Aunque estaba vuelta de espaldas a él y no podía ver con claridad a la desfalleciente luz del crepúsculo, Kenji tuvo la certeza de que la mujer era Keiko. Subió corriendo los peldaños y entró en el cementerio, para detenerse finalmente a unos cinco metros de la mujer de negro.

—Keiko —dijo, jadeando—. Me alegra…

—Watanabe-san —exclamó ceremoniosamente la figura, volviéndose con la cabeza baja y los ojos fijos en el suelo. Hizo una profunda reverencia, como si fuese una sirvienta—. Domo arrigato gozaimasu —repitió dos veces. Finalmente, se incorporó, pero siguió sin levantar la vista hacia Kenji.

—Keiko —dijo él en voz baja—. Soy Kenji. Estoy solo. Por favor, mírame.

—No puedo —respondió ella con voz apenas audible—. Pero sí puedo darte las gracias por lo que has hecho por Aiko y por mí —se inclinó de nuevo—. Domo arrigato gozaimasu —dijo.

Kenji se agachó impulsivamente y puso la mano bajo la barbilla de Keiko. Le levantó suavemente la cabeza hasta que pudo verle la cara. Keiko seguía siendo hermosa. Pero Kenji quedó horrorizado al ver el rictus de tristeza permanentemente tallado en aquellas delicadas facciones.

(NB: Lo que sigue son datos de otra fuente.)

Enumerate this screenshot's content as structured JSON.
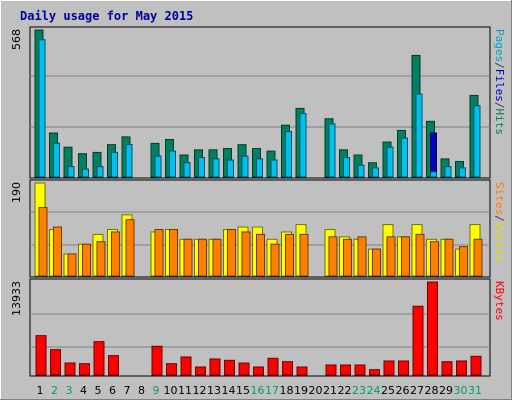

—Keiko —murmuró, sintiendo que las lágrimas de ella se le hundían como diminutos puñales en el corazón.

—Debo irme —susurró Keiko—. Te deseo que seas feliz. —Se desasió y volvió a inclinarse. Luego, se incorporó, sin mirarle, y descendió lentamente por el sendero entre las sombras del crepúsculo.

Los ojos de Kenji la siguieron hasta que desapareció en la distancia. Sólo entonces se dio cuenta de que había estado inclinado sobre la tumba de Tanizaki. Miró fijamente durante unos instantes los dos caracteres kanji, Ku y Jaku, grabados en la lápida gris. Uno de ellos decía «Vacío»; el otro, «Soledad».